Concept Flow - Streaming joins

Start Streaming DataFrames

↓

Define Join Condition

↓

Apply Streaming Join

↓

Process Joined Stream

↓

Output Results Continuously

↓

End

Streaming joins combine two continuous data streams based on a condition, producing joined output as new data arrives.

Execution Sample

Apache Spark

stream1 = spark.readStream.format("socket").option("host", "localhost").option("port", 9998).load()
stream2 = spark.readStream.format("socket").option("host", "localhost").option("port", 9999).load()
joined = stream1.join(stream2, stream1.value == stream2.value)
query = joined.writeStream.format("console").start()

This code reads two streaming sources from sockets, joins them on matching values, and outputs the joined data to the console continuously.

Execution Table

Step	Action	Input Data	Join Condition	Joined Output
1	Read first batch from stream1	["apple", "banana"]	N/A	N/A
2	Read first batch from stream2	["banana", "cherry"]	N/A	N/A
3	Apply join on stream1.value == stream2.value	stream1: ["apple", "banana"]; stream2: ["banana", "cherry"]	value equality	["banana"]
4	Output joined data to console	["banana"]	value equality	["banana"]
5	Read second batch from stream1	["date"]	N/A	N/A
6	Read second batch from stream2	["date", "apple"]	N/A	N/A
7	Apply join on new batches	stream1: ["date"]; stream2: ["date", "apple"]	value equality	["date"]
8	Output joined data to console	["date"]	value equality	["date"]
9	No more data, streaming continues waiting	N/A	N/A	N/A

💡 Streaming continues indefinitely; here we show two batches processed and output.

Variable Tracker

Variable	Start	After Step 1	After Step 2	After Step 3	After Step 5	After Step 6	After Step 7	Final
stream1_data	[]	["apple", "banana"]	["apple", "banana"]	["apple", "banana"]	["date"]	["date"]	["date"]	["date"]
stream2_data	[]	[]	["banana", "cherry"]	["banana", "cherry"]	["banana", "cherry"]	["date", "apple"]	["date", "apple"]	["date", "apple"]
joined_output	[]	[]	[]	["banana"]	["banana"]	["banana"]	["date"]	["date"]

Key Moments - 2 Insights

Why does the join output only show matching values from both streams?
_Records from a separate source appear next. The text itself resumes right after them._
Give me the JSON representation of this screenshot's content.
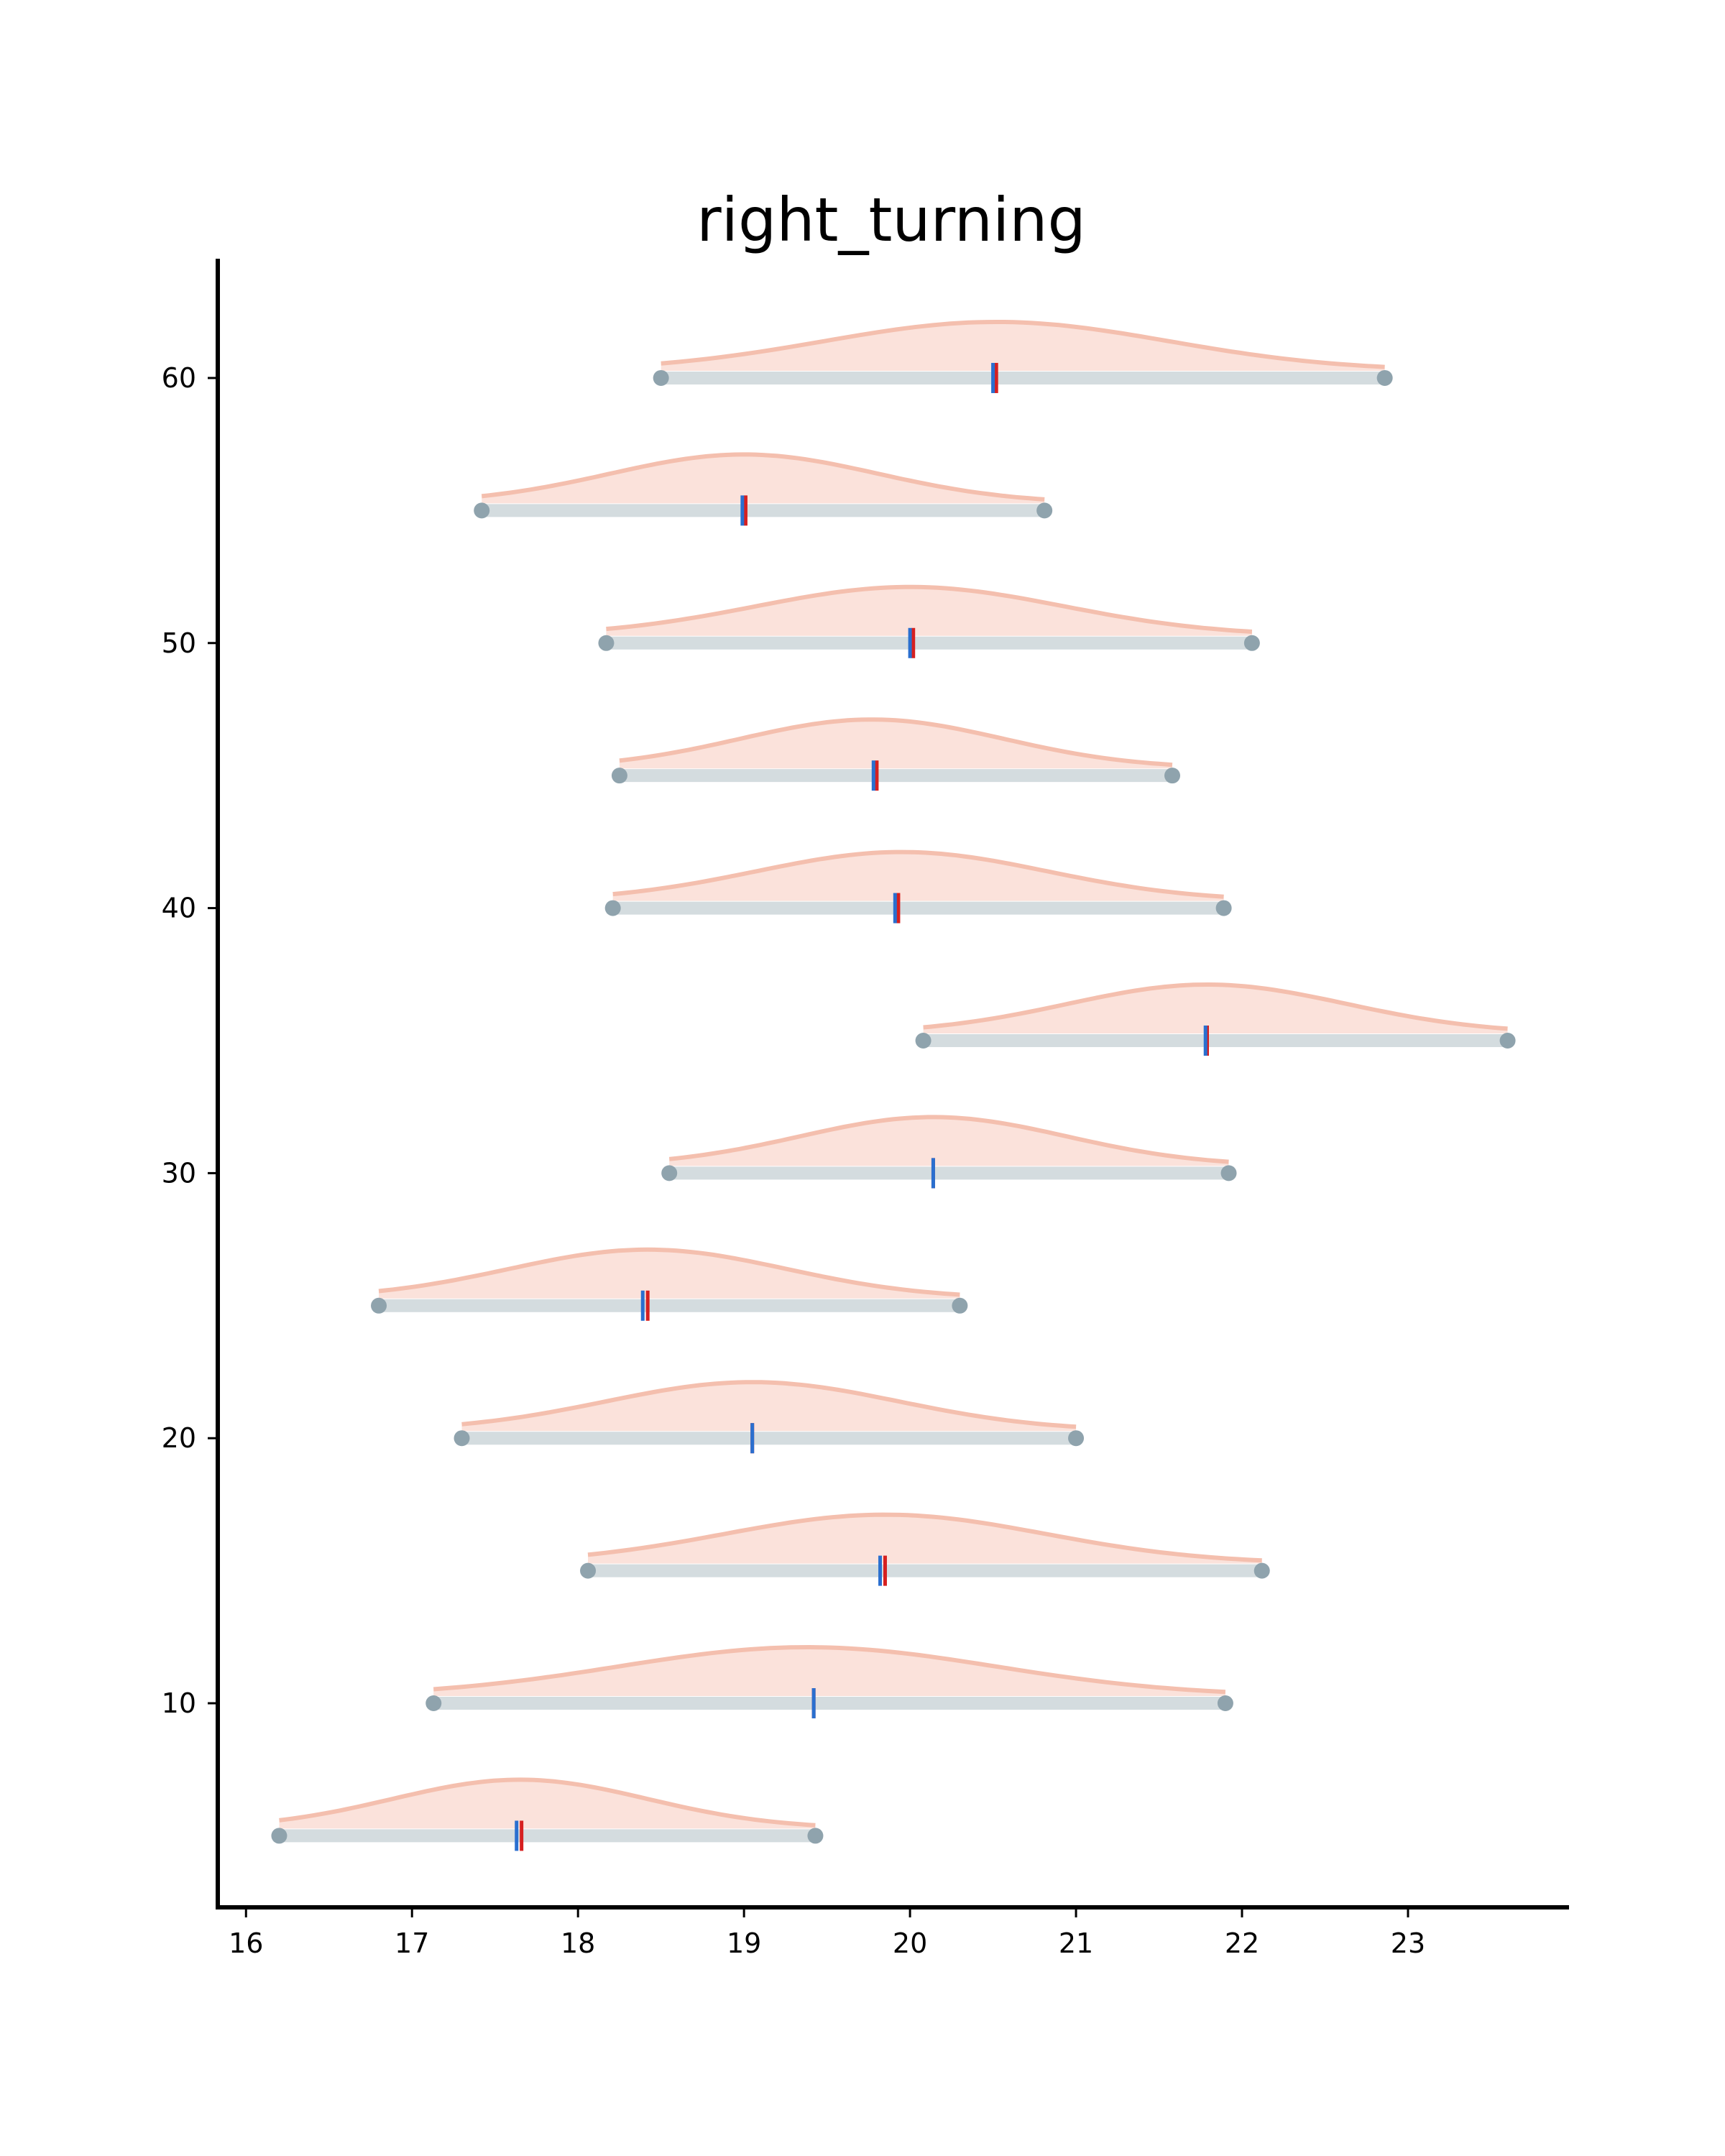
{
  "chart_data": {
    "type": "ridge-interval",
    "title": "right_turning",
    "xlabel": "",
    "ylabel": "",
    "xlim": [
      15.83,
      23.97
    ],
    "ylim": [
      2.3,
      64.5
    ],
    "x_ticks": [
      16,
      17,
      18,
      19,
      20,
      21,
      22,
      23
    ],
    "y_ticks": [
      10,
      20,
      30,
      40,
      50,
      60
    ],
    "grid": false,
    "legend": "none",
    "colors": {
      "density_fill": "#f9d8cf",
      "density_line": "#f4bfae",
      "interval_bar": "#d4dcdf",
      "interval_endpoint": "#8fa3ad",
      "marker_blue": "#2a6fcf",
      "marker_red": "#d62020",
      "axis": "#000000"
    },
    "rows": [
      {
        "y": 5,
        "low": 16.2,
        "high": 19.43,
        "mean": 17.63,
        "median": 17.66,
        "peak": 17.65
      },
      {
        "y": 10,
        "low": 17.13,
        "high": 21.9,
        "mean": 19.42,
        "median": 19.42,
        "peak": 19.38
      },
      {
        "y": 15,
        "low": 18.06,
        "high": 22.12,
        "mean": 19.82,
        "median": 19.85,
        "peak": 19.85
      },
      {
        "y": 20,
        "low": 17.3,
        "high": 21.0,
        "mean": 19.05,
        "median": 19.05,
        "peak": 19.05
      },
      {
        "y": 25,
        "low": 16.8,
        "high": 20.3,
        "mean": 18.39,
        "median": 18.42,
        "peak": 18.42
      },
      {
        "y": 30,
        "low": 18.55,
        "high": 21.92,
        "mean": 20.14,
        "median": 20.14,
        "peak": 20.14
      },
      {
        "y": 35,
        "low": 20.08,
        "high": 23.6,
        "mean": 21.78,
        "median": 21.79,
        "peak": 21.79
      },
      {
        "y": 40,
        "low": 18.21,
        "high": 21.89,
        "mean": 19.91,
        "median": 19.93,
        "peak": 19.95
      },
      {
        "y": 45,
        "low": 18.25,
        "high": 21.58,
        "mean": 19.78,
        "median": 19.8,
        "peak": 19.77
      },
      {
        "y": 50,
        "low": 18.17,
        "high": 22.06,
        "mean": 20.0,
        "median": 20.02,
        "peak": 20.0
      },
      {
        "y": 55,
        "low": 17.42,
        "high": 20.81,
        "mean": 18.99,
        "median": 19.01,
        "peak": 19.0
      },
      {
        "y": 60,
        "low": 18.5,
        "high": 22.86,
        "mean": 20.5,
        "median": 20.52,
        "peak": 20.52
      }
    ]
  }
}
What happens if one stream has data but the other does not?

Visual Quiz - 3 Questions

Test your understanding

Look at the execution table at step 3. What is the joined output?

A["banana"]

B["apple"]

C["cherry"]

D[]

Concept Snapshot

Streaming joins combine two live data streams by matching rows based on a condition.
They continuously output joined results as new data arrives.
Use Spark's readStream to read, join() to combine, and writeStream to output.
Only matching data from both streams appears in output.
Streaming joins run indefinitely until stopped.

Full Transcript

Streaming joins in Apache Spark combine two continuous data streams based on a join condition, such as matching values. The process starts by reading streaming data from two sources. Then, a join condition is defined, for example, matching the 'value' field in both streams. The join is applied continuously as new data arrives. Joined results are output continuously, for example, to the console. The execution table shows step-by-step how batches from each stream are read, joined, and output. Variables track the data in each stream and the joined output after each step. Key moments clarify why only matching values appear in the output and what happens if one stream lacks matching data. The visual quiz tests understanding of the joined output at specific steps and the effect of missing data. The snapshot summarizes the key points: streaming joins combine live data streams, output matching rows continuously, and require both streams to have matching data to produce output.